As AI adoption grows, organizations have unprecedented visibility into how AI is being used. They can see token consumption, model usage, prompt volumes and adoption rates in real time. These metrics are increasingly being mistaken as indicators of success. In some cases, organizations have even introduced token leaderboards to encourage AI adoption.
However, consumption reveals little about outcomes. An engineer might consume thousands of tokens, but without attribution to a feature, fix or business objective, it’s impossible to know whether that spend created value. Finance teams see costs, engineering teams see usage, but neither can easily connect the two to what was ultimately achieved.
The problem is compounded by the fact that many engineering measurement frameworks predate AI. Traditional delivery metrics remain useful, but they were never designed to capture the difference that coding assistants, autonomous agents or AI-powered workflows make. In fact, research found that 94% of engineering leaders believe the metrics that matter most are missing from their current measurement frameworks.

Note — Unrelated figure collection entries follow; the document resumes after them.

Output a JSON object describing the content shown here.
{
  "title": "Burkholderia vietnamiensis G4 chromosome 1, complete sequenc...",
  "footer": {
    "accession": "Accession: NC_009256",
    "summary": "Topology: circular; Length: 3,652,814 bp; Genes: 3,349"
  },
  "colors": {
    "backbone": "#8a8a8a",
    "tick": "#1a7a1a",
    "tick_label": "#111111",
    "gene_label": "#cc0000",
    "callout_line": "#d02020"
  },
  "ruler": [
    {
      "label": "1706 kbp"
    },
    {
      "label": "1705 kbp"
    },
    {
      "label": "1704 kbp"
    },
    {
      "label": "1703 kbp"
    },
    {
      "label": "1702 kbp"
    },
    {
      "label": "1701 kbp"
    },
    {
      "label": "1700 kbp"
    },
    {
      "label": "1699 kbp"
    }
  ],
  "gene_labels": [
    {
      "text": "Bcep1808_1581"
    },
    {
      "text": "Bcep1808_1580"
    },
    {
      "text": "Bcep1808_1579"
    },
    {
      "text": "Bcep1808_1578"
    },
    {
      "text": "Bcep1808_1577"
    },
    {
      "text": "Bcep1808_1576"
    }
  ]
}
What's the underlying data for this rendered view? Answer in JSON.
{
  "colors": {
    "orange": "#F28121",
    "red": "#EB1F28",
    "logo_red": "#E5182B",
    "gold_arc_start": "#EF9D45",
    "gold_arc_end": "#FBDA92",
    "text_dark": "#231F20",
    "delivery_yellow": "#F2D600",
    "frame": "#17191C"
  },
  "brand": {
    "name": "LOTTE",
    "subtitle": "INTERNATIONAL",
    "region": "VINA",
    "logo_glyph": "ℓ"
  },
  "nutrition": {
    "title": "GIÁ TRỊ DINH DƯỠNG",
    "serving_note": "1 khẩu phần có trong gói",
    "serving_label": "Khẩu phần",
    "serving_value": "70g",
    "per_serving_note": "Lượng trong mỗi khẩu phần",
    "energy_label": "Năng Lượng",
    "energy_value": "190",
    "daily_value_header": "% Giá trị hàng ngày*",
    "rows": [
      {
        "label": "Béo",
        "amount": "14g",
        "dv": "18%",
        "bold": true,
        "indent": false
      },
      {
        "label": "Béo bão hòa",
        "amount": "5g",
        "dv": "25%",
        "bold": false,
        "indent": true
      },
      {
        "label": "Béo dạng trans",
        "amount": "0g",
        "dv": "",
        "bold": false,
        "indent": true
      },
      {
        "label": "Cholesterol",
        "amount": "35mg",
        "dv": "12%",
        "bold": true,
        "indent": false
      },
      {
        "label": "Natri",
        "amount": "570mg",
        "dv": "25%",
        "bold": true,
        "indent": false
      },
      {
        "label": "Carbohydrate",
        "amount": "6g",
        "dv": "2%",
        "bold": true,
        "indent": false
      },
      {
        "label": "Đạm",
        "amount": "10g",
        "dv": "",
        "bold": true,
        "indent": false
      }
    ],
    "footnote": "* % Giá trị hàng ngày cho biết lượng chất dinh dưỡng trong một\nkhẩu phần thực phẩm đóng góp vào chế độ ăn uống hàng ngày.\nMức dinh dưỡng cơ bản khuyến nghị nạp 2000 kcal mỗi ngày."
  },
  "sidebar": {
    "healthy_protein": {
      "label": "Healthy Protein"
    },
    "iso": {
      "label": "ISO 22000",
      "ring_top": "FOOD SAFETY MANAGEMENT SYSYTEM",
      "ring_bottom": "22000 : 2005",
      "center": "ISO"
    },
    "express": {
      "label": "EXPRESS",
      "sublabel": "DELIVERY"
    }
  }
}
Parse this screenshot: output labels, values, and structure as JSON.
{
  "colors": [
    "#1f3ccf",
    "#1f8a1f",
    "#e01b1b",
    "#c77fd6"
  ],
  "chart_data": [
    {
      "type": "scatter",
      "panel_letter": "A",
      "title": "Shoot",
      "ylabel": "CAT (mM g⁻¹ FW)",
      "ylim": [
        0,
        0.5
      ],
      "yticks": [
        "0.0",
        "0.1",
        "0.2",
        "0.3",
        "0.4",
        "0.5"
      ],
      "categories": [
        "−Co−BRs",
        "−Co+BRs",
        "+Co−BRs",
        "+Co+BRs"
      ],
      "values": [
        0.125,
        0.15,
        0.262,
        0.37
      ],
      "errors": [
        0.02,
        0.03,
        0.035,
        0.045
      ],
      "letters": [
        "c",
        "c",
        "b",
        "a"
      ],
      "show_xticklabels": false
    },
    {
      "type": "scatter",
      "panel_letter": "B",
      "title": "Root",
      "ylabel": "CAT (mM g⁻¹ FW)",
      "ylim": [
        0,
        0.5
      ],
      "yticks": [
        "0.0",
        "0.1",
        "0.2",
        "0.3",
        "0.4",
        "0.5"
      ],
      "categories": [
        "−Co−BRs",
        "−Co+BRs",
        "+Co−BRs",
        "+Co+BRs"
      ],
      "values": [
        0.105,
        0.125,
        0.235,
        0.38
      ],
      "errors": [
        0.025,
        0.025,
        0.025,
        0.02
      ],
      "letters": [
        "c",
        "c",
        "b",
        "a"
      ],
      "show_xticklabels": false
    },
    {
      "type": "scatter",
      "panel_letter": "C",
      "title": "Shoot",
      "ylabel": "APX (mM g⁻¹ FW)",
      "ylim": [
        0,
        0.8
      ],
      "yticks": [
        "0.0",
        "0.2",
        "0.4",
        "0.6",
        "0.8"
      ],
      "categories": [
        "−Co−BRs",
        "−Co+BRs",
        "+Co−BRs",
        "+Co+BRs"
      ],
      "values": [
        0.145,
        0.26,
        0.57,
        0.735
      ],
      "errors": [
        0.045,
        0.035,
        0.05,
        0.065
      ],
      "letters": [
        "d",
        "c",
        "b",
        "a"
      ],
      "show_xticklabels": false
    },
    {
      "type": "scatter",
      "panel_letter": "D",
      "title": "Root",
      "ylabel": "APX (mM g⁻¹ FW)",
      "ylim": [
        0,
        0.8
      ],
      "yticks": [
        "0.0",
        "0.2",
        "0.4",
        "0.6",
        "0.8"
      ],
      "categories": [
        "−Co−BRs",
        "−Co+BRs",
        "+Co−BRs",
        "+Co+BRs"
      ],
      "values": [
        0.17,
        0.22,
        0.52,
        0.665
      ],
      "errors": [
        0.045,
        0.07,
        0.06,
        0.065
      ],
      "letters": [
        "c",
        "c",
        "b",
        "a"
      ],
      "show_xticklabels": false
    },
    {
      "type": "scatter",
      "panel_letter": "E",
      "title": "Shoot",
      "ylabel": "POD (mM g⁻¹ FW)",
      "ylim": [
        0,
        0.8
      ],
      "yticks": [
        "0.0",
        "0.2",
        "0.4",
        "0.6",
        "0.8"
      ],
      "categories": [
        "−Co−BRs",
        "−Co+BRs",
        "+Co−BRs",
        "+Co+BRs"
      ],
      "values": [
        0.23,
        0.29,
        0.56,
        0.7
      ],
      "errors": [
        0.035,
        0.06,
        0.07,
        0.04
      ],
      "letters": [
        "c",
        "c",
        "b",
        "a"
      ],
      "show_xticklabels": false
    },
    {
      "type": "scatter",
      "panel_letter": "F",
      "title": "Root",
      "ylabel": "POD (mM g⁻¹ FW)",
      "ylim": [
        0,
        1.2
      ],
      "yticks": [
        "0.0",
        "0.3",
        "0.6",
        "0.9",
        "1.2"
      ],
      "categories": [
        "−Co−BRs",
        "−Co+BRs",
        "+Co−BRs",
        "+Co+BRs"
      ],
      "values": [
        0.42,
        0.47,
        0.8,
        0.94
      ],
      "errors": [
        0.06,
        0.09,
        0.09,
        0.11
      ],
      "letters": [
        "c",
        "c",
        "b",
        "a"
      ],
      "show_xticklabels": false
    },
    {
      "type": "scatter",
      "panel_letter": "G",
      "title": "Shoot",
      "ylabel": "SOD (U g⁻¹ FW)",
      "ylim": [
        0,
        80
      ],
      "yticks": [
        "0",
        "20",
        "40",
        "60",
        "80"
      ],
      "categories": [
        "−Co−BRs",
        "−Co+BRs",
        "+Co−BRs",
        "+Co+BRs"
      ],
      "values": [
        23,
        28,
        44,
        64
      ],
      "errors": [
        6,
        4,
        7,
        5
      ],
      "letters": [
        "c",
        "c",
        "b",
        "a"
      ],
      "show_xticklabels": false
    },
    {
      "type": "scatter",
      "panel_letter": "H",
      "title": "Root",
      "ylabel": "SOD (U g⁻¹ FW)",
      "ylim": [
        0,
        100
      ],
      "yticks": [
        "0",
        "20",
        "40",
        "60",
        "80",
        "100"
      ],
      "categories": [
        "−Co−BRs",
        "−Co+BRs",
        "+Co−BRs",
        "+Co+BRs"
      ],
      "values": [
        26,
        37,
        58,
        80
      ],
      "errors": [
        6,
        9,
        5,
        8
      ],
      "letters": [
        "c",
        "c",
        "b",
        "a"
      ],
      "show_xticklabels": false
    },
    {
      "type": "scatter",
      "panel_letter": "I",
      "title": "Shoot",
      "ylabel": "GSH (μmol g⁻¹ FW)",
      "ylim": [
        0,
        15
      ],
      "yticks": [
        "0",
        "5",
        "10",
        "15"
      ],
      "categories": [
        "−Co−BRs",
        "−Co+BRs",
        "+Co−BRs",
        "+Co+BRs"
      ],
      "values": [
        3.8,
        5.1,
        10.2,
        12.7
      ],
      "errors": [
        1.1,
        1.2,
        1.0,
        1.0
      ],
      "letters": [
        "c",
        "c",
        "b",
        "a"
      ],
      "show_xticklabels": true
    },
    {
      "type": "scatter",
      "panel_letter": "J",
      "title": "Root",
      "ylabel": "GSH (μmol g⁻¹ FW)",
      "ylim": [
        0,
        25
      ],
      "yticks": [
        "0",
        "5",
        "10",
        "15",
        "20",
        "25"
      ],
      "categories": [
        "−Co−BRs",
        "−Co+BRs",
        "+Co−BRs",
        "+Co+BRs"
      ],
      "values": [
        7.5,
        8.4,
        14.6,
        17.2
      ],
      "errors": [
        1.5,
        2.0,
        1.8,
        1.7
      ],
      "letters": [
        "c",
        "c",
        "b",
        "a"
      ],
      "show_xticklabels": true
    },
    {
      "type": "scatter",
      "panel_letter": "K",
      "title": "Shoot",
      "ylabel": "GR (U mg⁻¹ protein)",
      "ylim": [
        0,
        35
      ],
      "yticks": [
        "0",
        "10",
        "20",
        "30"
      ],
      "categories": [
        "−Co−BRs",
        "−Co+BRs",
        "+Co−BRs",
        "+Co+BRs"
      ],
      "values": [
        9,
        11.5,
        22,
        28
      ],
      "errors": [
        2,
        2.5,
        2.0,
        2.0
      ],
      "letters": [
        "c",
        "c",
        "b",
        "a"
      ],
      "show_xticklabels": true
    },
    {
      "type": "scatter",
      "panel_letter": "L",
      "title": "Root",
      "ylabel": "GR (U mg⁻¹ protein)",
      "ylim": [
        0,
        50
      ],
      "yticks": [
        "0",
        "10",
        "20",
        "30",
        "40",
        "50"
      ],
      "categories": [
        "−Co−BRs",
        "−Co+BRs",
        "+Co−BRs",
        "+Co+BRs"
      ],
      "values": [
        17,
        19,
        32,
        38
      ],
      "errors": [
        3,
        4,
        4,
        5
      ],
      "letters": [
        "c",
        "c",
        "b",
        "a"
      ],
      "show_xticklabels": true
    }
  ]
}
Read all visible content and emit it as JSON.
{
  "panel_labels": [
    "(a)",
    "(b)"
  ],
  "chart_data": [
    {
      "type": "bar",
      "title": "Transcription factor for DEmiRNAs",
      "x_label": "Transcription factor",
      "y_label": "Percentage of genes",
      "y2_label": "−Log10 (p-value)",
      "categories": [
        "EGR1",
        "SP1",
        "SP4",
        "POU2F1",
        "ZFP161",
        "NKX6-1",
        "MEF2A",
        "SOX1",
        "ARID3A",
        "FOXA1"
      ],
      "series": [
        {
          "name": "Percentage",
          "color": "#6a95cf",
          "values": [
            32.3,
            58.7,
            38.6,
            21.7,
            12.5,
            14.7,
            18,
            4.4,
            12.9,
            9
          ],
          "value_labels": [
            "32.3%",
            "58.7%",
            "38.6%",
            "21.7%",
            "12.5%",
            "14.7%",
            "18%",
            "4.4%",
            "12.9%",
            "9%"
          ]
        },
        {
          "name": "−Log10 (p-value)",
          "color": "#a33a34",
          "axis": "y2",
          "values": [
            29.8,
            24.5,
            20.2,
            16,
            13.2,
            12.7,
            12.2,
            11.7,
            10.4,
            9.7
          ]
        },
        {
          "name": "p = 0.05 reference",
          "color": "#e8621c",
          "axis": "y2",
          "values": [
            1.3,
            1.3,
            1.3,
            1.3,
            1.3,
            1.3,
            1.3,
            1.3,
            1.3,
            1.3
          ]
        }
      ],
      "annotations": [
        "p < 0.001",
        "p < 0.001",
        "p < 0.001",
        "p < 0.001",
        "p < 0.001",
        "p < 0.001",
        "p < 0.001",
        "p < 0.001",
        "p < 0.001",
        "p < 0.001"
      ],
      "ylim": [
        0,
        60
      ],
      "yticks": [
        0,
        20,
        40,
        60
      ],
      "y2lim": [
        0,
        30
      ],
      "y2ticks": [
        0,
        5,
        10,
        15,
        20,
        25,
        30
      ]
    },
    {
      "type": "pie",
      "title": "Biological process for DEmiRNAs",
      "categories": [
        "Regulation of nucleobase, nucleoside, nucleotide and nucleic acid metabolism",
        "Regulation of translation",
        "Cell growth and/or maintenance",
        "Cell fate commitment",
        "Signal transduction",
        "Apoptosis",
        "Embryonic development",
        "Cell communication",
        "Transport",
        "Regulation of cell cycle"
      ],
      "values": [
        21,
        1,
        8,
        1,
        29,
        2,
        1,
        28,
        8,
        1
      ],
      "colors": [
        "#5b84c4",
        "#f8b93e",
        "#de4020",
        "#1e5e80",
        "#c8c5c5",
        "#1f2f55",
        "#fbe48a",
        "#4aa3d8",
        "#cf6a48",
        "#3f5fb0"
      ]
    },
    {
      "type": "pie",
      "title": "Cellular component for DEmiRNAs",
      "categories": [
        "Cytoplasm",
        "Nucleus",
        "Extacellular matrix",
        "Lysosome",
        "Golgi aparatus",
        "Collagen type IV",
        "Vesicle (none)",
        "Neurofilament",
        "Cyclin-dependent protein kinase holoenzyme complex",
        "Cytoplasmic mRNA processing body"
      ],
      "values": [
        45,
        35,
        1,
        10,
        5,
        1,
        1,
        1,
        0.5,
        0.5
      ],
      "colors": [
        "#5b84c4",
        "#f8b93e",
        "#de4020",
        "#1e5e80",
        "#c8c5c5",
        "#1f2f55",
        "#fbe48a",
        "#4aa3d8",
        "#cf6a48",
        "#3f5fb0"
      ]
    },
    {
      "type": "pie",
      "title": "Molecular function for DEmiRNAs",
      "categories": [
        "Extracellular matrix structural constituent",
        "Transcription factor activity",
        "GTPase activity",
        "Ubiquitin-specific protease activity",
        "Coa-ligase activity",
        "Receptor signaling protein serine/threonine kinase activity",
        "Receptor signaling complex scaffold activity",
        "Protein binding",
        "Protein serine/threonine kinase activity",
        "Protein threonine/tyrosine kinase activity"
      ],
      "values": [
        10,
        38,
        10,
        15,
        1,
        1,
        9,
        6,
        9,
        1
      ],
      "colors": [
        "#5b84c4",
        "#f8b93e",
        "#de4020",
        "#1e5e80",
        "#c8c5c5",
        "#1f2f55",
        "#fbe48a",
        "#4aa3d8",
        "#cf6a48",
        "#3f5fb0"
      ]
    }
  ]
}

The result is a growing attribution gap. Organizations can see what AI costs, but not what it creates.
The Hidden Cost of AI-Driven Software Delivery
To address this gap, organizations must move beyond use-based metrics toward a more complete view of AI-driven delivery cost and value creation. AI use and provider spend capture a narrow part of the picture. A coding assistant might generate code in seconds, but the real cost of delivery also includes the infrastructure required to build, test, secure and deploy it, as well as the time spent validating outputs and resolving issues downstream. Looking at tokens alone risks obscuring where value is created — or lost.
Meanwhile, each AI-assisted task carries a different cost profile across the different layers. A frontier model might be justifiable to use for complex architectural decisions or highly specialized development work, but it might provide little additional value for routine activities such as summarizing logs, generating documentation or creating boilerplate code. In some cases, AI might not be the most efficient option. Understanding when to use AI, which model to use and when alternative approaches are more cost-effective is becoming a critical part of software delivery economics.
This isn’t the first time engineering teams have had to rethink costs. Not that long ago, cloud computing pushed developers from broad infrastructure budgets toward more granular unit economics. AI is creating a similar shift.
From AI Use to End-to-End Delivery Traceability
A delivery model that actively ties AI spend to engineering and productivity outcomes will help organizations better measure their ROI. That starts with connecting AI activity directly to the work it produces. Token spend, prompts, sessions and generated code need to be automatically attributed to the developers, teams, repositories and business units responsible for shipping it. Without that level of traceability, AI use remains visible in isolation, but disconnected from outcomes.
The same level of automation is required in the processes engineering leaders use to identify inefficiency in their workflows. Organizations need to be able to see when AI spend is going toward code that never ships, when expensive models are being used where lighter ones would suffice, and when prompts and workflows are generating unnecessary cost without improving delivery. Without this insight, inefficiencies are only visible after they have already accumulated.
That visibility also needs to extend from code generation through to production. AI-generated work should be tracked end-to-end — from prompt to pull request to deployment — with delivery metrics such as ship rate, PR cycle time and DORA indicators correlated against incident and quality data. Only then can organizations understand whether AI is improving software delivery or introducing new forms of rework.
Across all of this, organizations need a consistent baseline for benchmarking adoption, efficiency and impact across teams. Without that, increases in AI use risk being interpreted as progress, even when they do not translate into improved performance.
Better Economics Lead to Better Decisions
When they can connect AI use to delivery outcomes, organizations start understanding value. A true cost model doesn’t just show where money is being spent — it reveals which work is driving impact.
Organizations that get there first won’t just reduce AI spend, they’ll improve how they decide what to build in the first place. Governance and cost awareness become embedded in the workflow, making AI use context-aware — applied when it improves delivery, avoided when it doesn’t, and balanced against simpler or cheaper alternatives that would drive better value. In that environment, AI stops being a default and becomes a tool used deliberately to ship software that makes a difference.